车轮碾过被晒得发软的柏油路,发出黏腻的声音。拐过一个路口,快到车站广场时——
“高远——?!”
一个清亮中带着惊讶与一丝熟稔的女声,像一颗投入平静湖面的石子,猝不及防地从身后传来。
高远的心,像是被一只无形的手狠狠攥住,又猛地松开,血液瞬间冲上头顶。他猛地捏紧车闸,刺耳的摩擦声响起,单脚支地,回头望去。
路边一棵叶子被晒蔫了的槐树下,停着一辆二六型号的凤凰牌女式自行车,小巧轻便。车把上挂着一个半旧的军绿色帆布书包。车旁站着一个姑娘,穿着同样洗得发白的浅蓝色碎花的确良衬衫,下身是灰色卡其布裤子,脚上一双干净的白色塑料凉鞋。两条乌黑油亮的麻花辫垂在胸前,辫梢用红色的玻璃丝线系着。阳光透过稀疏的树叶缝隙,在她清秀的脸上投下斑驳的光影,那双清澈的眼睛正带着毫不掩饰的惊讶望着他。
是**林晓雯**。
高远感觉喉咙瞬间被什么东西堵住了,干涩得发不出声音。眼前这张脸,与记忆中那个在南方工厂流水线上日渐憔悴、最终在同学口中听说婚姻不幸的女人重叠、分离。前世高中三年,她是悬挂在他青春夜空里一轮清冷又遥不可及的明月,成绩永远年级前十,作文总被当作范文诵读,笑起来嘴角有两个浅浅的梨涡。高考后,她本该去省城追逐梦想,却因父亲工伤瘫痪、家徒四壁,不得不含泪放弃学业,南下广东打工,用稚嫩的肩膀扛起家庭的重担。再后来,听说她嫁给了一个年纪比她大许多的广东小老板,婚姻不幸,三十出头就离了婚,独自抚养孩子,在生活的泥潭里挣扎……

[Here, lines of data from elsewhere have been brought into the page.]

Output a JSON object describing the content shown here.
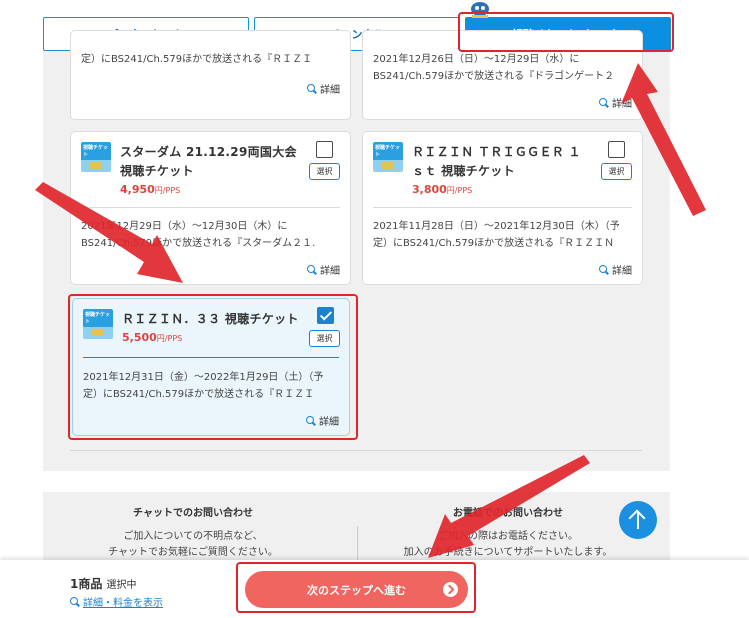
{
  "tabs": [
    {
      "label": "パック・セット",
      "active": false
    },
    {
      "label": "チャンネル",
      "active": false
    },
    {
      "label": "視聴チケット（PPS）",
      "active": true
    }
  ],
  "cards": [
    {
      "title": "",
      "price": "",
      "price_unit": "",
      "selected": false,
      "desc": [
        "定）にBS241/Ch.579ほかで放送される『ＲＩＺＩ"
      ],
      "detail": "詳細"
    },
    {
      "title": "",
      "price": "",
      "price_unit": "",
      "selected": false,
      "desc": [
        "2021年12月26日（日）～12月29日（水）に",
        "BS241/Ch.579ほかで放送される『ドラゴンゲート２"
      ],
      "detail": "詳細"
    },
    {
      "title": "スターダム 21.12.29両国大会 視聴チケット",
      "price": "4,950",
      "price_unit": "円/PPS",
      "selected": false,
      "select_label": "選択",
      "desc": [
        "2021年12月29日（水）～12月30日（木）に",
        "BS241/Ch.579ほかで放送される『スターダム２１."
      ],
      "detail": "詳細"
    },
    {
      "title": "ＲＩＺＩＮ ＴＲＩＧＧＥＲ １ｓｔ 視聴チケット",
      "price": "3,800",
      "price_unit": "円/PPS",
      "selected": false,
      "select_label": "選択",
      "desc": [
        "2021年11月28日（日）～2021年12月30日（木）（予",
        "定）にBS241/Ch.579ほかで放送される『ＲＩＺＩＮ"
      ],
      "detail": "詳細"
    },
    {
      "title": "ＲＩＺＩＮ．３３ 視聴チケット",
      "price": "5,500",
      "price_unit": "円/PPS",
      "selected": true,
      "select_label": "選択",
      "desc": [
        "2021年12月31日（金）～2022年1月29日（土）（予",
        "定）にBS241/Ch.579ほかで放送される『ＲＩＺＩ"
      ],
      "detail": "詳細"
    }
  ],
  "ticket_icon_text": "視聴チケット",
  "contact": {
    "chat": {
      "title": "チャットでのお問い合わせ",
      "lines": [
        "ご加入についての不明点など、",
        "チャットでお気軽にご質問ください。"
      ]
    },
    "phone": {
      "title": "お電話でのお問い合わせ",
      "lines": [
        "ご加入の際はお電話ください。",
        "加入のお手続きについてサポートいたします。"
      ]
    }
  },
  "bottom": {
    "count": "1商品",
    "count_suffix": "選択中",
    "detail_link": "詳細・料金を表示",
    "next_button": "次のステップへ進む"
  },
  "colors": {
    "accent": "#0a8fe2",
    "price": "#e0443c",
    "cta": "#f06560",
    "annotation": "#e0262b"
  }
}
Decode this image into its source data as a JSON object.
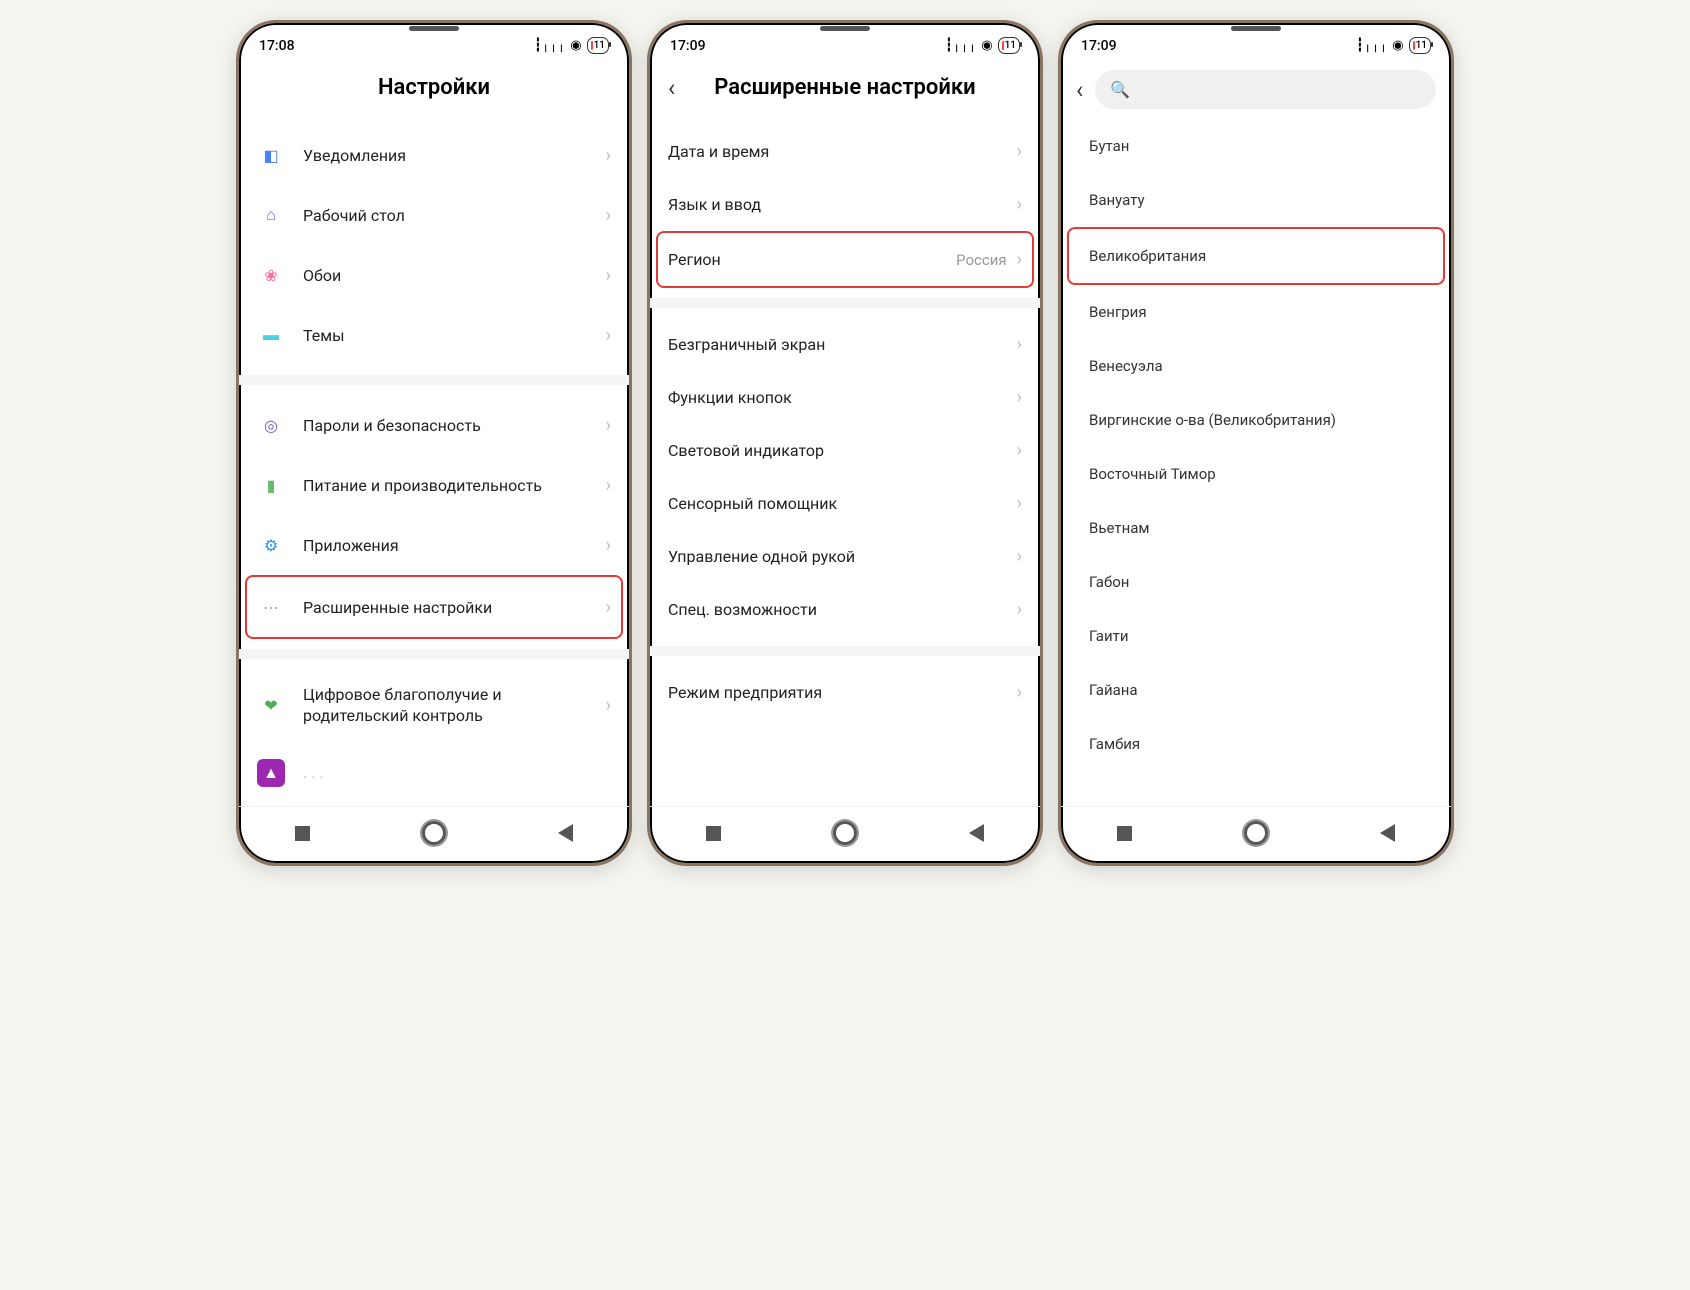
{
  "status": {
    "time1": "17:08",
    "time2": "17:09",
    "time3": "17:09",
    "battery": "11"
  },
  "screen1": {
    "title": "Настройки",
    "items": [
      {
        "label": "Уведомления",
        "icon_color": "#4a7fff"
      },
      {
        "label": "Рабочий стол",
        "icon_color": "#6b5eff"
      },
      {
        "label": "Обои",
        "icon_color": "#ff6b9a"
      },
      {
        "label": "Темы",
        "icon_color": "#4dd0e1"
      }
    ],
    "items2": [
      {
        "label": "Пароли и безопасность",
        "icon_color": "#7e57c2"
      },
      {
        "label": "Питание и производительность",
        "icon_color": "#66bb6a"
      },
      {
        "label": "Приложения",
        "icon_color": "#2196f3"
      },
      {
        "label": "Расширенные настройки",
        "icon_color": "#90a4ae",
        "highlight": true
      }
    ],
    "items3": [
      {
        "label": "Цифровое благополучие и родительский контроль",
        "icon_color": "#4caf50"
      }
    ]
  },
  "screen2": {
    "title": "Расширенные настройки",
    "items": [
      {
        "label": "Дата и время"
      },
      {
        "label": "Язык и ввод"
      },
      {
        "label": "Регион",
        "value": "Россия",
        "highlight": true
      }
    ],
    "items2": [
      {
        "label": "Безграничный экран"
      },
      {
        "label": "Функции кнопок"
      },
      {
        "label": "Световой индикатор"
      },
      {
        "label": "Сенсорный помощник"
      },
      {
        "label": "Управление одной рукой"
      },
      {
        "label": "Спец. возможности"
      }
    ],
    "items3": [
      {
        "label": "Режим предприятия"
      }
    ]
  },
  "screen3": {
    "countries": [
      {
        "label": "Бутан"
      },
      {
        "label": "Вануату"
      },
      {
        "label": "Великобритания",
        "highlight": true
      },
      {
        "label": "Венгрия"
      },
      {
        "label": "Венесуэла"
      },
      {
        "label": "Виргинские о-ва (Великобритания)"
      },
      {
        "label": "Восточный Тимор"
      },
      {
        "label": "Вьетнам"
      },
      {
        "label": "Габон"
      },
      {
        "label": "Гаити"
      },
      {
        "label": "Гайана"
      },
      {
        "label": "Гамбия"
      }
    ]
  }
}
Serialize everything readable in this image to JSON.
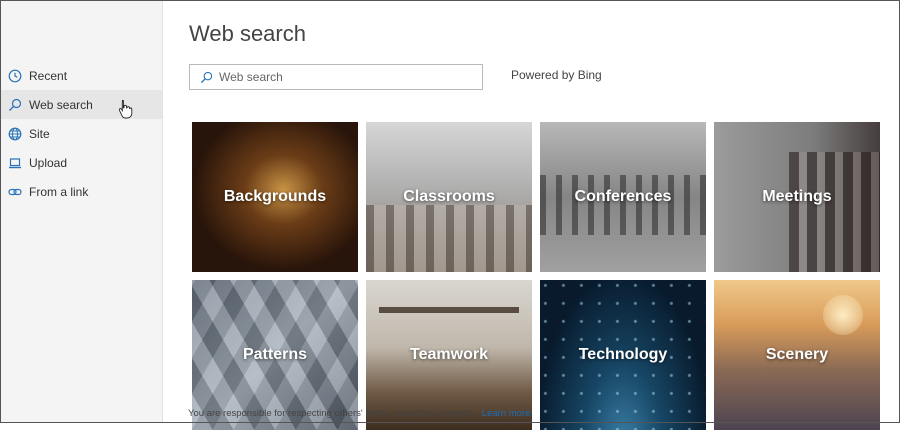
{
  "sidebar": {
    "items": [
      {
        "label": "Recent",
        "icon": "clock-icon"
      },
      {
        "label": "Web search",
        "icon": "search-icon",
        "active": true
      },
      {
        "label": "Site",
        "icon": "globe-icon"
      },
      {
        "label": "Upload",
        "icon": "laptop-icon"
      },
      {
        "label": "From a link",
        "icon": "link-icon"
      }
    ]
  },
  "main": {
    "title": "Web search",
    "search": {
      "placeholder": "Web search",
      "value": ""
    },
    "powered_by": "Powered by Bing",
    "tiles": [
      {
        "label": "Backgrounds"
      },
      {
        "label": "Classrooms"
      },
      {
        "label": "Conferences"
      },
      {
        "label": "Meetings"
      },
      {
        "label": "Patterns"
      },
      {
        "label": "Teamwork"
      },
      {
        "label": "Technology"
      },
      {
        "label": "Scenery"
      }
    ],
    "footer": {
      "text": "You are responsible for respecting others' rights, including copyright.",
      "link": "Learn more."
    }
  },
  "colors": {
    "accent": "#1a6fb5",
    "sidebar_bg": "#f4f4f4",
    "active_item_bg": "#e6e6e6"
  }
}
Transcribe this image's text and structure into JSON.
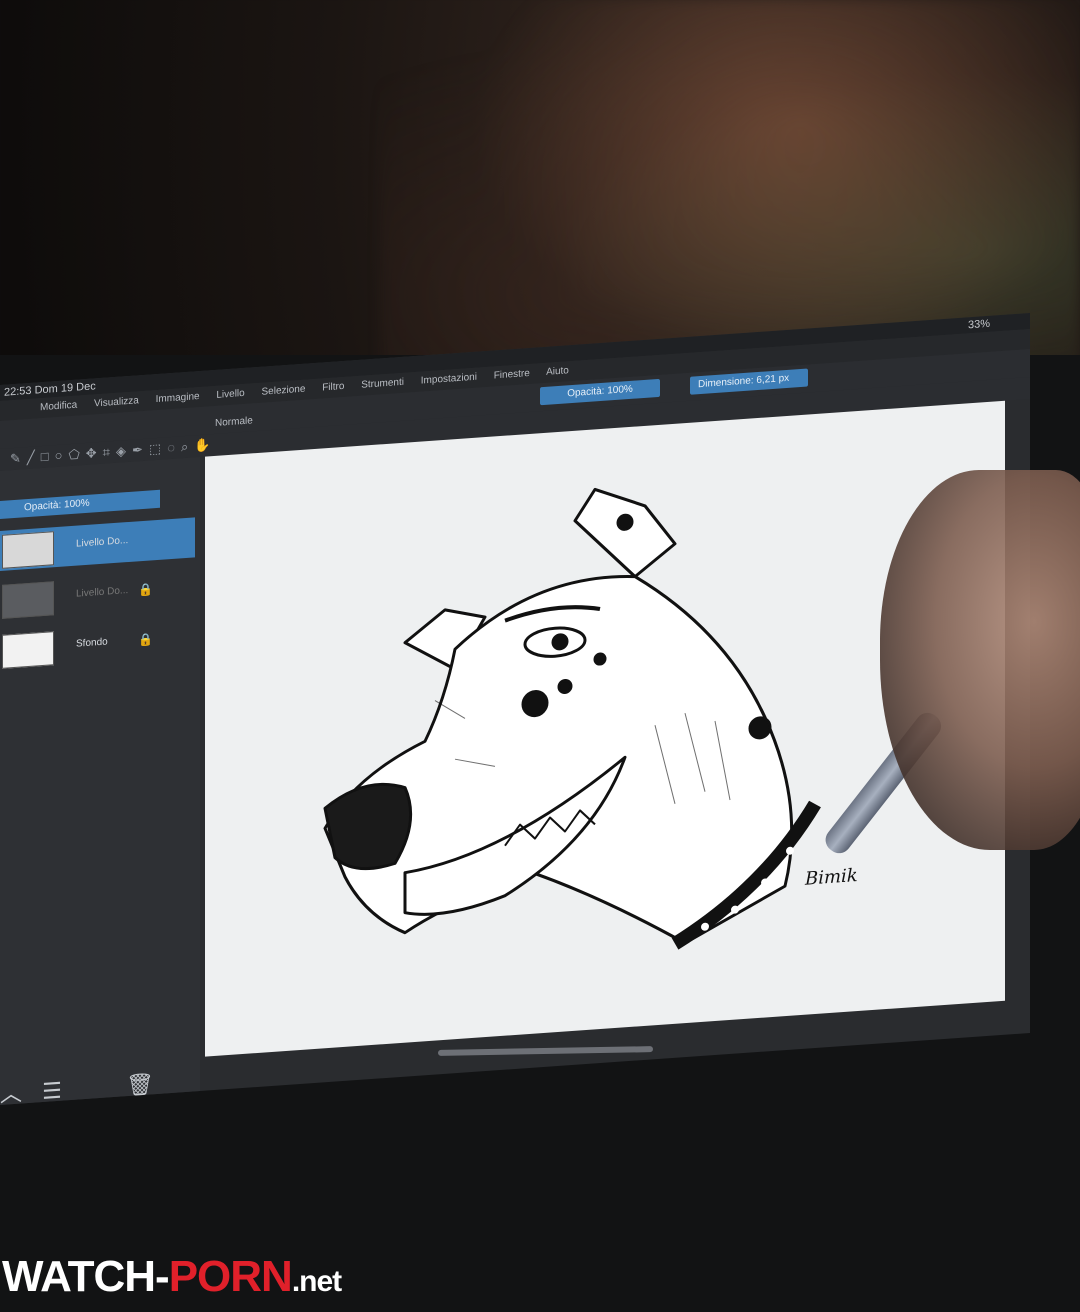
{
  "status_bar": {
    "time": "22:53",
    "date": "Dom 19 Dec",
    "battery": "33%"
  },
  "menu": {
    "items": [
      "Modifica",
      "Visualizza",
      "Immagine",
      "Livello",
      "Selezione",
      "Filtro",
      "Strumenti",
      "Impostazioni",
      "Finestre",
      "Aiuto"
    ]
  },
  "toolbar": {
    "blend_mode": "Normale",
    "opacity": "Opacità: 100%",
    "size": "Dimensione: 6,21 px"
  },
  "layers": {
    "panel_opacity": "Opacità: 100%",
    "items": [
      {
        "name": "Livello Do...",
        "active": true
      },
      {
        "name": "Livello Do...",
        "active": false
      },
      {
        "name": "Sfondo",
        "active": false
      }
    ]
  },
  "drawing": {
    "signature": "Bimik"
  },
  "icons": {
    "layer_lock": "lock-icon",
    "layer_alpha": "alpha-icon",
    "layer_visible": "eye-icon",
    "collapse": "chevron-up-icon",
    "properties": "sliders-icon",
    "delete": "trash-icon"
  },
  "watermark": {
    "part1": "WATCH-",
    "part2": "PORN",
    "part3": ".net"
  },
  "colors": {
    "accent": "#3d7eb8",
    "panel": "#2e3034",
    "canvas": "#eef0f1"
  }
}
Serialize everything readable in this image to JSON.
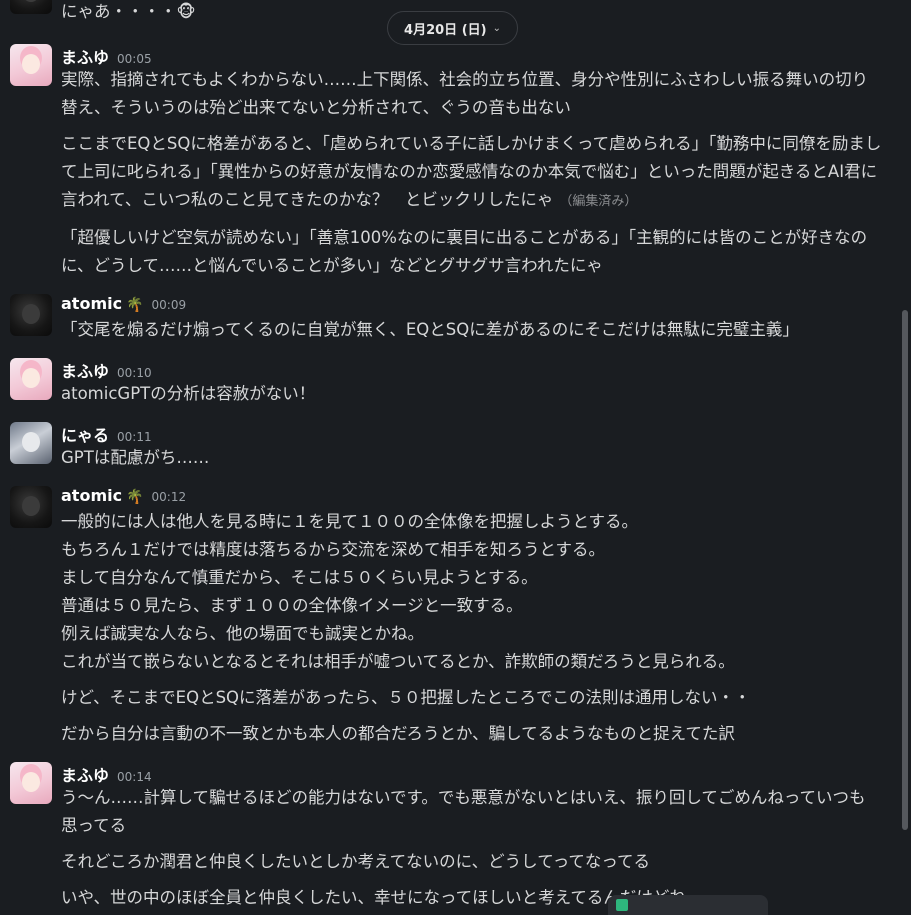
{
  "date_divider": "4月20日 (日)",
  "messages": [
    {
      "user": "",
      "time": "",
      "avatar": "atomic",
      "lines": [
        "にゃあ・・・・🐵"
      ]
    },
    {
      "user": "まふゆ",
      "time": "00:05",
      "avatar": "mafuyu",
      "lines": [
        "実際、指摘されてもよくわからない……上下関係、社会的立ち位置、身分や性別にふさわしい振る舞いの切り替え、そういうのは殆ど出来てないと分析されて、ぐうの音も出ない",
        "ここまでEQとSQに格差があると、「虐められている子に話しかけまくって虐められる」「勤務中に同僚を励まして上司に叱られる」「異性からの好意が友情なのか恋愛感情なのか本気で悩む」といった問題が起きるとAI君に言われて、こいつ私のこと見てきたのかな？　とビックリしたにゃ",
        "「超優しいけど空気が読めない」「善意100%なのに裏目に出ることがある」「主観的には皆のことが好きなのに、どうして……と悩んでいることが多い」などとグサグサ言われたにゃ"
      ],
      "edited_label": "（編集済み）"
    },
    {
      "user": "atomic",
      "time": "00:09",
      "avatar": "atomic",
      "badge": "🌴",
      "lines": [
        "「交尾を煽るだけ煽ってくるのに自覚が無く、EQとSQに差があるのにそこだけは無駄に完璧主義」"
      ]
    },
    {
      "user": "まふゆ",
      "time": "00:10",
      "avatar": "mafuyu",
      "lines": [
        "atomicGPTの分析は容赦がない！"
      ]
    },
    {
      "user": "にゃる",
      "time": "00:11",
      "avatar": "nyaru",
      "lines": [
        "GPTは配慮がち……"
      ]
    },
    {
      "user": "atomic",
      "time": "00:12",
      "avatar": "atomic",
      "badge": "🌴",
      "lines": [
        "一般的には人は他人を見る時に１を見て１００の全体像を把握しようとする。\nもちろん１だけでは精度は落ちるから交流を深めて相手を知ろうとする。\nまして自分なんて慎重だから、そこは５０くらい見ようとする。\n普通は５０見たら、まず１００の全体像イメージと一致する。\n例えば誠実な人なら、他の場面でも誠実とかね。\nこれが当て嵌らないとなるとそれは相手が嘘ついてるとか、詐欺師の類だろうと見られる。",
        "けど、そこまでEQとSQに落差があったら、５０把握したところでこの法則は通用しない・・",
        "だから自分は言動の不一致とかも本人の都合だろうとか、騙してるようなものと捉えてた訳"
      ]
    },
    {
      "user": "まふゆ",
      "time": "00:14",
      "avatar": "mafuyu",
      "lines": [
        "う〜ん……計算して騙せるほどの能力はないです。でも悪意がないとはいえ、振り回してごめんねっていつも思ってる",
        "それどころか潤君と仲良くしたいとしか考えてないのに、どうしてってなってる",
        "いや、世の中のほぼ全員と仲良くしたい、幸せになってほしいと考えてるんだけどね"
      ]
    }
  ]
}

而现在,她才十八岁。那双眼睛虽然带着生活的重压,却还未被彻底磨灭光彩,清澈得能映出他此刻的狼狈与风尘仆仆。
“晓雯?”高远的声音带着自己都未察觉的沙哑,他推着车走近,“你……还没走?”他记得前世她差不多就是这个时候南下的。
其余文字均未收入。